Last morning, my mother was listening to Pastor Ed Lapiz's sermon, and I remembered he said that if you and your spouse's thoughts met halfway, you will understand each other, and, no matter how how far you are apart, you will never be separated (Or that's what I thought he said I guess, sorry I have poor memory).
I think it also applies to friends.
This afternoon, I overheard my close (as in close, we were friends since first year) that there was a conflict (not exactly, but yeah, that's the point) between my friends. And so I tried to know what happened. I only a had a teeny weeny tiny grasp of what was that about, but I'm still baffled.

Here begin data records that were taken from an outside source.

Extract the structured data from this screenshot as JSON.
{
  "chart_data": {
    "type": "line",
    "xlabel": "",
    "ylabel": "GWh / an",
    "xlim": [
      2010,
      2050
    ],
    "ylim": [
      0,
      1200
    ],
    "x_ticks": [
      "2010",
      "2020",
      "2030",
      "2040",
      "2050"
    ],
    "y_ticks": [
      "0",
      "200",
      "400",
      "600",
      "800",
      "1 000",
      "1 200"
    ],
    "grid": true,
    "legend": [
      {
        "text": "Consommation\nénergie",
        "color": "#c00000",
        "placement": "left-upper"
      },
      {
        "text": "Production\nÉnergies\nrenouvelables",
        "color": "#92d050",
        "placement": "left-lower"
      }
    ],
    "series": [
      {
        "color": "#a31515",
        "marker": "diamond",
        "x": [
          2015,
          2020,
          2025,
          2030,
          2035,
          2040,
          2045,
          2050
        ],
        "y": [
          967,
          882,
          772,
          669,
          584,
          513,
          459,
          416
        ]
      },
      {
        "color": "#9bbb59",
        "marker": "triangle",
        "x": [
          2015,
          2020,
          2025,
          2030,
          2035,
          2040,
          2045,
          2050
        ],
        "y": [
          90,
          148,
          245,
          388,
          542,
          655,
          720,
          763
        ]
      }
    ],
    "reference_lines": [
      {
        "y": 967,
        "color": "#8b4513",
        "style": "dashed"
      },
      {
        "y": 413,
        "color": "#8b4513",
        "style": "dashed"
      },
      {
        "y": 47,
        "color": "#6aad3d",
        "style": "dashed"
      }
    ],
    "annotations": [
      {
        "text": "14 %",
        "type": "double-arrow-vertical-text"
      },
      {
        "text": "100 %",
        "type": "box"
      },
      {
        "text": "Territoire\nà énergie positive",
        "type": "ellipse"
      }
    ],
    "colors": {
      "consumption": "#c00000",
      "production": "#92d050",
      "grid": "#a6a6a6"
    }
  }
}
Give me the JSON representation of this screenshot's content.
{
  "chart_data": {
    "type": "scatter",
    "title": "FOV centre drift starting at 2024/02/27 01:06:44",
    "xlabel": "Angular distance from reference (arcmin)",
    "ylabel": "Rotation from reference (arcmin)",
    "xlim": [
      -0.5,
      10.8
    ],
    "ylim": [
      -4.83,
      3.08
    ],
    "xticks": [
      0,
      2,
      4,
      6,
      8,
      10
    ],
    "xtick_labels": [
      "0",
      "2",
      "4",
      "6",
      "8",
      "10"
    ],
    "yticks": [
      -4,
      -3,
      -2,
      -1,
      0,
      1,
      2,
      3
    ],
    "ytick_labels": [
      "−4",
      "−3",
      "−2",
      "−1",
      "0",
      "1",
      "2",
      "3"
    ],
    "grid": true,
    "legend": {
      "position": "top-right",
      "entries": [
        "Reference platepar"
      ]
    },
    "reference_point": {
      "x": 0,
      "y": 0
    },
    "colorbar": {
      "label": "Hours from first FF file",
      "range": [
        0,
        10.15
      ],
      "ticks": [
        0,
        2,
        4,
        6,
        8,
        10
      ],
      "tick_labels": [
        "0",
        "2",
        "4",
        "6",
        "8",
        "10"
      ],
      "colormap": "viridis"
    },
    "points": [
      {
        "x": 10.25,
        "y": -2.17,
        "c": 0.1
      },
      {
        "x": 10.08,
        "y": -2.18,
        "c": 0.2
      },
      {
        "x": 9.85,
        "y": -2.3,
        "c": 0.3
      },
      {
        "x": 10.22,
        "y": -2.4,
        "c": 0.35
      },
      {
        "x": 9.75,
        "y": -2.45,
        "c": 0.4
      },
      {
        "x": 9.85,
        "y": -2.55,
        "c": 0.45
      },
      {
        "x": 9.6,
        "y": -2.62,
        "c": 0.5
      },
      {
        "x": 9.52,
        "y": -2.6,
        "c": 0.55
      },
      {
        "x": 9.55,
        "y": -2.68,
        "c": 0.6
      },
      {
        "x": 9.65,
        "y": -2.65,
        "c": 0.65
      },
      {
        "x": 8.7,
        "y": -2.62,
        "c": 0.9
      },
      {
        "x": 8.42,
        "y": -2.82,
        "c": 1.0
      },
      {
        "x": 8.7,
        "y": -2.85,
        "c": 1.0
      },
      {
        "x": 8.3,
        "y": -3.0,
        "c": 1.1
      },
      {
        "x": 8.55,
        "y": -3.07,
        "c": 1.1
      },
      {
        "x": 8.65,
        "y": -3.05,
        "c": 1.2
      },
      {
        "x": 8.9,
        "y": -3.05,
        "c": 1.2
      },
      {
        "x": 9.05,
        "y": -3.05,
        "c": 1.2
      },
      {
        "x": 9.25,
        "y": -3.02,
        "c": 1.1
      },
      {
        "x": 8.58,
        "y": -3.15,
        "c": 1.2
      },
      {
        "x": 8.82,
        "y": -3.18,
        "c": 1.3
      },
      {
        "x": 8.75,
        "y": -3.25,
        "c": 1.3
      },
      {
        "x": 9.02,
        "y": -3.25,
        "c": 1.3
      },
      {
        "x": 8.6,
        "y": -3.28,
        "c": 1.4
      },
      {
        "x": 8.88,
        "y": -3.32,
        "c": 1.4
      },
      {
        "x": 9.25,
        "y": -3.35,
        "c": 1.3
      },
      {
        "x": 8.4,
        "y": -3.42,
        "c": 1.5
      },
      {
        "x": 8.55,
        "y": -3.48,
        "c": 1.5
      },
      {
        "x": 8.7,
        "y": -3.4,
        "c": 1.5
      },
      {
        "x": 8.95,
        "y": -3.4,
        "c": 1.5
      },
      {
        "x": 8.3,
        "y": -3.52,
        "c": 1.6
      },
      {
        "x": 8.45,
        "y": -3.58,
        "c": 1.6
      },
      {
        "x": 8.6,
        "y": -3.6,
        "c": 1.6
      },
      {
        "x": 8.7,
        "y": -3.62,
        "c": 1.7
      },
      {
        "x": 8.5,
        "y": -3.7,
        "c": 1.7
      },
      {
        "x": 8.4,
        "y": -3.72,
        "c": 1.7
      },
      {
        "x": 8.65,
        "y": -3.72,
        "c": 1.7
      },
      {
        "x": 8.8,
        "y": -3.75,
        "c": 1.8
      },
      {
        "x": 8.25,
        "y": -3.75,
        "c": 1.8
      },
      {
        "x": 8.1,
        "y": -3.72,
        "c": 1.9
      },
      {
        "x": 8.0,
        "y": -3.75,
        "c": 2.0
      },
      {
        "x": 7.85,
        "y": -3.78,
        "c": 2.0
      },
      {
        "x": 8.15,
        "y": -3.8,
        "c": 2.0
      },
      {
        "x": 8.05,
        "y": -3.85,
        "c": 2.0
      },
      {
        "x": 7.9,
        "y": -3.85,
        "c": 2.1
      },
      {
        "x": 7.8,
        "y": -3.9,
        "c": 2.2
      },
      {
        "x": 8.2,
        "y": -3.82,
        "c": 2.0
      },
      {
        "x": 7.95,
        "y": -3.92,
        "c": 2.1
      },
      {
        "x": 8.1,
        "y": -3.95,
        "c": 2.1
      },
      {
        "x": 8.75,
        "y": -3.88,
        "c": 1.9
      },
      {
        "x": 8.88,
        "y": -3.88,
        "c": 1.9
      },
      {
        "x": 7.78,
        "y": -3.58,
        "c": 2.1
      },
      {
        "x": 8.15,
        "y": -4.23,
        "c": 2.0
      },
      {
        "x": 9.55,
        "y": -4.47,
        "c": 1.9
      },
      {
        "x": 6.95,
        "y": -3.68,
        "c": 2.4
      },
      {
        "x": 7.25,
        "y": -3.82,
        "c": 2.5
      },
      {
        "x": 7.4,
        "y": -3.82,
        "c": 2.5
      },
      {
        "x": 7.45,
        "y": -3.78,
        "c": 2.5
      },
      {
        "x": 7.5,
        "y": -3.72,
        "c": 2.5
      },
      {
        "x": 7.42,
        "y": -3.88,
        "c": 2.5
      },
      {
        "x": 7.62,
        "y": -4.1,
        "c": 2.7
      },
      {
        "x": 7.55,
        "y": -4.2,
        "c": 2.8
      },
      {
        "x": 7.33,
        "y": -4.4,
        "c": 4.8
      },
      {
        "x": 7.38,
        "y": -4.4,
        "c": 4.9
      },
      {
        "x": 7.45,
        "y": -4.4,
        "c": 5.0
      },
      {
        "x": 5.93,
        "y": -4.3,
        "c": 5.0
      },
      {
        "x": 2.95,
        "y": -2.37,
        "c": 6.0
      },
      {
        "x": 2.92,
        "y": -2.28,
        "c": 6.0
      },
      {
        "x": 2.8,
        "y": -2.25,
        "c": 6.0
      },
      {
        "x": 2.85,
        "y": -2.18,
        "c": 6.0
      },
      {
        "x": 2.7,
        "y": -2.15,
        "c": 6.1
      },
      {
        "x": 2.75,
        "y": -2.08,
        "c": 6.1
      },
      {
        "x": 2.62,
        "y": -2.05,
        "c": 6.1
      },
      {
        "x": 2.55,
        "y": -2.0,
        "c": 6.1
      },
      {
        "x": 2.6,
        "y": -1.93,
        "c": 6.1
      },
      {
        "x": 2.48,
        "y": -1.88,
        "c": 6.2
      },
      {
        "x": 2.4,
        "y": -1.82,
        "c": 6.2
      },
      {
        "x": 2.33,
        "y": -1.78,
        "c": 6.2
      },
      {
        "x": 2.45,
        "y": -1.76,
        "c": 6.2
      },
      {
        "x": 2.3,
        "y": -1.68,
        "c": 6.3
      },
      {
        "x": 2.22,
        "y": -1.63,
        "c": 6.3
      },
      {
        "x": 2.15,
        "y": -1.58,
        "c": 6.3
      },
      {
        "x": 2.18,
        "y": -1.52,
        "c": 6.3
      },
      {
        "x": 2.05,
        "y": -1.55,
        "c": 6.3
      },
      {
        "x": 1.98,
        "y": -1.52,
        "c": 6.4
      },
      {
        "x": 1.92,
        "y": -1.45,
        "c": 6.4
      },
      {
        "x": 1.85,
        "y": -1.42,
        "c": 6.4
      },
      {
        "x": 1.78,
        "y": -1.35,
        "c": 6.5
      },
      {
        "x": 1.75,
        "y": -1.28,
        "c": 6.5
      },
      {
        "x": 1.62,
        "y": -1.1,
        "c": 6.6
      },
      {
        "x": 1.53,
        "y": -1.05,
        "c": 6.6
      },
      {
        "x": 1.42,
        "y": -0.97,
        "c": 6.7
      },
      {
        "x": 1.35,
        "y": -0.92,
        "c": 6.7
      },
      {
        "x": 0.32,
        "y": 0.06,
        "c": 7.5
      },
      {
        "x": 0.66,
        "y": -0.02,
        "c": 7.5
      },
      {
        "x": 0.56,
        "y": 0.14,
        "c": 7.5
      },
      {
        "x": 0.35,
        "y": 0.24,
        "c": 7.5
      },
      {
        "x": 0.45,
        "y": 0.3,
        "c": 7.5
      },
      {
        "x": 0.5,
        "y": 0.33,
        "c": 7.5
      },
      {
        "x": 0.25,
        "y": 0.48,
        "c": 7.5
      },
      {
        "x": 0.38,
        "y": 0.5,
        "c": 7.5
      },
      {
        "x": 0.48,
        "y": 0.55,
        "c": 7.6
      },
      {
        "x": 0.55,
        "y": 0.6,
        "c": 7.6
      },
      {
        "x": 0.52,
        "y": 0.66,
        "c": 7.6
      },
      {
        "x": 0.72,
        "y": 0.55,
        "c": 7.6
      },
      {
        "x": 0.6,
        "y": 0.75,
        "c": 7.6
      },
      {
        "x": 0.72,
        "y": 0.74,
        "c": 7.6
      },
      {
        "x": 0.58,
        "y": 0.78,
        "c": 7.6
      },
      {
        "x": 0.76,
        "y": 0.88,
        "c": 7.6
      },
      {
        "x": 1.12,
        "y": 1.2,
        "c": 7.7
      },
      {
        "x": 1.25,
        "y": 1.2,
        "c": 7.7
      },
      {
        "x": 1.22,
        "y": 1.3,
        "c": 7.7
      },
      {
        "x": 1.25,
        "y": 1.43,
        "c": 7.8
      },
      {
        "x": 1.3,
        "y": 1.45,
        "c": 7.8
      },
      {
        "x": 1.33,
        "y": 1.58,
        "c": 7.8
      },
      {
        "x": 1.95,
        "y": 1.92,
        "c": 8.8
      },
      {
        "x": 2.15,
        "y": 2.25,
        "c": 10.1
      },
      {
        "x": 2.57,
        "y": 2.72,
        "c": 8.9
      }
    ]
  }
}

But from what I saw, I thought of some realizations (which may be wrong), and here are these.
First, I REALLY regret to what I've done to one of my friends, because, in what I'm seeing today, she didn't deserve the treatment I gave her when we were first year. I apologize.
Second, I feel sorry to another one of my friends who is currently caught between a rock and a hard place.
And third, I'm kinda pissed off (even though I don't have the right to). I mean, why is this happening? I thought friends are supposed to be understanding each other, and I reiterate what I've said way earlier, if you and someone are connected in thought, you would never be separated no matter how far you are with each other. And yes, even though we are in third year already, it is still happening all over and over again (I feel like I'm still in high school with what is happening ugh).
But of course, I've only seen the other side of the story. I hope when the whole group will talk about what is happening, it will turn out to be good. But if they cannot do anything about it, then I might as well weep and say goodbye to a love (or friendship) that was lost (I hope not, just exaggerating haha).
P.S.
I know I do not have the right to speak, i just wanted to let out all these emotions and thoughts I have in mind. So pardon my rudeness.